А Кама, между прочим, с тех пор как мы набрели на скелет, больше о сне и не вспомнила..
Мы его не заметили сразу из-за его цвета. Я говорю о бронетранспортере. Он был выкрашен в защитный цвет и при свете свечей совершенно сливался со стенами пещеры. И только на боку его была нарисована черная свастика. Мы только потому и увидели его. Мы уже совсем собрались уйти в другой конец пещеры, к нашей расщелине, подальше от всех этих скелетов и автоматов, которые стреляют, когда это совершенно никому не нужно. Кама сказала, что это танк. Может быть, это был не бронетранспортер, а какая-нибудь бронированная амфибия, но, уж конечно, не танк. Мы его обошли кругом и подробно рассмотрели. Он был очень большой, величиной. с одноэтажный дом, только без.окон, стоял на гусеницах, со всех сторон наглухо закрытый, только в щели впереди и по бокам чуть-чуть высовывались дула пулеметов. Это было очень удивительно, что мы вдруг нашли бронетранспортер, который стоял без всякого присмотра. Я сразу понял, что нам просто ужасно повезло. Я все еще стоял и разглядывал его, а Сабир тем временем нашел и открыл переднюю дверцу. Он с трудом дотянулся до ручки и потянул ее на себя, дверца сразу же открылась. Кама и Алик скорей побежали к нему. А я "никак не мог понять, чего это я так уставился на этот бронетранспортер и никак не могу оторваться. Это со мной бывает иногда, когда я увижу что-нибудь странное, но не могу сообразить, в чем эта странность. Чувствую, а понять не могу.

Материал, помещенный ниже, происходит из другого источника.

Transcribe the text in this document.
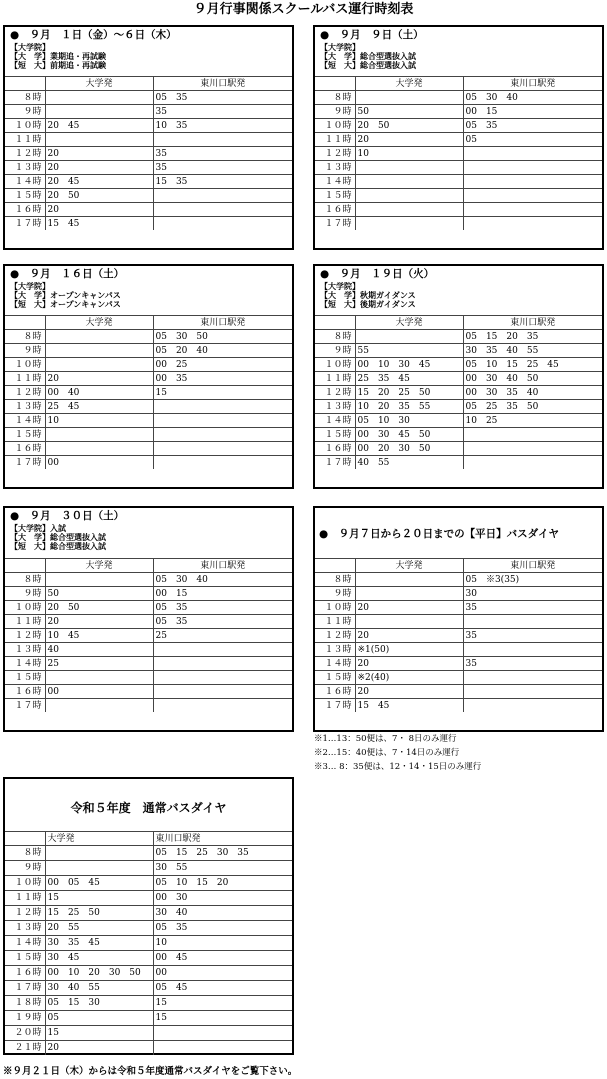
９月行事関係スクールバス運行時刻表
●　９月　１日（金）～６日（木）
【大学院】
【大　学】業期追・再試験
【短　大】前期追・再試験
	大学発	東川口駅発
８時		05　35
９時		35
１０時	20　45	10　35
１１時		
１２時	20	35
１３時	20	35
１４時	20　45	15　35
１５時	20　50	
１６時	20	
１７時	15　45	
●　９月　９日（土）
【大学院】
【大　学】総合型選抜入試
【短　大】総合型選抜入試
	大学発	東川口駅発
８時		05　30　40
９時	50	00　15
１０時	20　50	05　35
１１時	20	05
１２時	10	
１３時		
１４時		
１５時		
１６時		
１７時		
●　９月　１６日（土）
【大学院】
【大　学】オープンキャンパス
【短　大】オープンキャンパス
	大学発	東川口駅発
８時		05　30　50
９時		05　20　40
１０時		00　25
１１時	20	00　35
１２時	00　40	15
１３時	25　45	
１４時	10	
１５時		
１６時		
１７時	00	
●　９月　１９日（火）
【大学院】
【大　学】秋期ガイダンス
【短　大】後期ガイダンス
	大学発	東川口駅発
８時		05　15　20　35
９時	55	30　35　40　55
１０時	00　10　30　45	05　10　15　25　45
１１時	25　35　45	00　30　40　50
１２時	15　20　25　50	00　30　35　40
１３時	10　20　35　55	05　25　35　50
１４時	05　10　30	10　25
１５時	00　30　45　50	
１６時	00　20　30　50	
１７時	40　55	
●　９月　３０日（土）
【大学院】入試
【大　学】総合型選抜入試
【短　大】総合型選抜入試
	大学発	東川口駅発
８時		05　30　40
９時	50	00　15
１０時	20　50	05　35
１１時	20	05　35
１２時	10　45	25
１３時	40	
１４時	25	
１５時		
１６時	00	
１７時		
●　９月７日から２０日までの【平日】バスダイヤ
	大学発	東川口駅発
８時		05　※3(35)
９時		30
１０時	20	35
１１時		
１２時	20	35
１３時	※1(50)	
１４時	20	35
１５時	※2(40)	
１６時	20	
１７時	15　45	
※1…13：50便は、7・ 8日のみ運行
※2…15：40便は、7・14日のみ運行
※3… 8：35便は、12・14・15日のみ運行
令和５年度　通常バスダイヤ
	大学発	東川口駅発
８時		05　15　25　30　35
９時		30　55
１０時	00　05　45	05　10　15　20
１１時	15	00　30
１２時	15　25　50	30　40
１３時	20　55	05　35
１４時	30　35　45	10
１５時	30　45	00　45
１６時	00　10　20　30　50	00
１７時	30　40　55	05　45
１８時	05　15　30	15
１９時	05	15
２０時	15	
２１時	20	
※９月２１日（木）からは令和５年度通常バスダイヤをご覧下さい。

Потом я перестал над этим думать и пошел к ребятам. А они уже забрались внутрь. Я ухватился за нижний край входа и по ступеням поднялся наверх. Там было очень темно и тесно, и Сабир сказал Алику, чтобы он пошел и принес свечи. Алик уже встал, чтобы пойти, а потом вдруг остановился и сказал, чтобы Сабнр пошел за ними сам, если ему нужно. Я думал, что начнется драка, но обошлось. Сабир сперва помолчал, а потом сказал сердитым голосом, что он не Алика попросил, а меня. Я сразу же спустился и пошел к этому аварийному шкафу, хотя мне совсем не хотелось идти мимо скелетов.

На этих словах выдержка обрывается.